Launched by Al Hamra Real Estate Development in 2003, it spans roughly 7 km² along the Gulf coast, and includes around 4,000 homes, an 18‑hole championship golf course, a 200‑berth marina and yacht club, several five‑star hotels, including Waldorf Astoria, and a major retail mall.

== Development and History ==
Al Hamra Real Estate Development was established in 2003 and began developing Al Hamra Village in the early 2000s. Early reports referred to the project as a Dh1 billion development, with additional residential units being prepared for market release during its second phase.

Its master plan includes residential areas, hotel and resort properties, a marina, a retail mall, beach facilities and the Al Hamra Golf Club.

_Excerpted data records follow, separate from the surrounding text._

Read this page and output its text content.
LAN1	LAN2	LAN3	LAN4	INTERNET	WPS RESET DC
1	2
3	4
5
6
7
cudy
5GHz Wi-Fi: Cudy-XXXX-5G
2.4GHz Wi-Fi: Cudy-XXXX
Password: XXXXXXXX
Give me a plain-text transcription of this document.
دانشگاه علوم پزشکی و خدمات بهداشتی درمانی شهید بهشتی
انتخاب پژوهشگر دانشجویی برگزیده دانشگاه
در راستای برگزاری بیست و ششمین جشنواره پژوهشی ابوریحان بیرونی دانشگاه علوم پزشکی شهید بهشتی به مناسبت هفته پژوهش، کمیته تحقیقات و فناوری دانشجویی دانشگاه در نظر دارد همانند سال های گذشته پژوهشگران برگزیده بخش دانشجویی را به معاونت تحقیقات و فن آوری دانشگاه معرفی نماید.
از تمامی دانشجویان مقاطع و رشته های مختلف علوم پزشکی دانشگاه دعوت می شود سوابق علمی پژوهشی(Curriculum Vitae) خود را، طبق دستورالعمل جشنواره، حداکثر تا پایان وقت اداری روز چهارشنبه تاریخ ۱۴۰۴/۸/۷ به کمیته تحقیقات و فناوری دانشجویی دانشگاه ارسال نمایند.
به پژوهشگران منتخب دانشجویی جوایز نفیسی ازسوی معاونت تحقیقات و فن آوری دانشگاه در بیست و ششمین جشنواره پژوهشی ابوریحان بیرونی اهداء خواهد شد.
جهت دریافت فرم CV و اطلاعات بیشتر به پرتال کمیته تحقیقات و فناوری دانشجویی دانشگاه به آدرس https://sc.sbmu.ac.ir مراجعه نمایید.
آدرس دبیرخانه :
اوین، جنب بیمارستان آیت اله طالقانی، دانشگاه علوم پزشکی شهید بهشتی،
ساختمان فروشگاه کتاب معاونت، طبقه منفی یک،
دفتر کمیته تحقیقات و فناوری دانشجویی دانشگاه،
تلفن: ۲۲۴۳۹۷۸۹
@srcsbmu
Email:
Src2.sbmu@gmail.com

Earlier published descriptions gave the project an area of 77 million square feet, approximately 1.5 kilometres of shoreline, more than 1,000 villas and townhouses, and nearly 2,500 apartments. They include Royal Breeze and Marina Residences, which are mainly apartment developments, while Bayti and Falcon Island contain lower-density villas and townhouses. More recent developer sources describes the community as containing approximately 4,500 homes, while other market and corporate sources commonly cite about 4,000 homes. Luxury hotel brands located in Al Hamra Village include Sofitel, Waldorf Astoria Hotels & Resorts, Hilton and The Ritz-Carlton.

In 2020, Al Hamra promoted a programme that paired purchases of ready homes with 12-year long-term UAE residency and a business license in an effort to attract foreign property investors.

== Infrastructure ==
Al Hamra Community Management administers shared facilities and resident services in Al Hamra Village and related Al Hamra developments. Its functions include maintenance, community communications, service coordination and management of common areas.

=== Education ===
Ras Al Khaimah Academy has a campus located within the community, oriented towards the International Baccalaureate curriculum.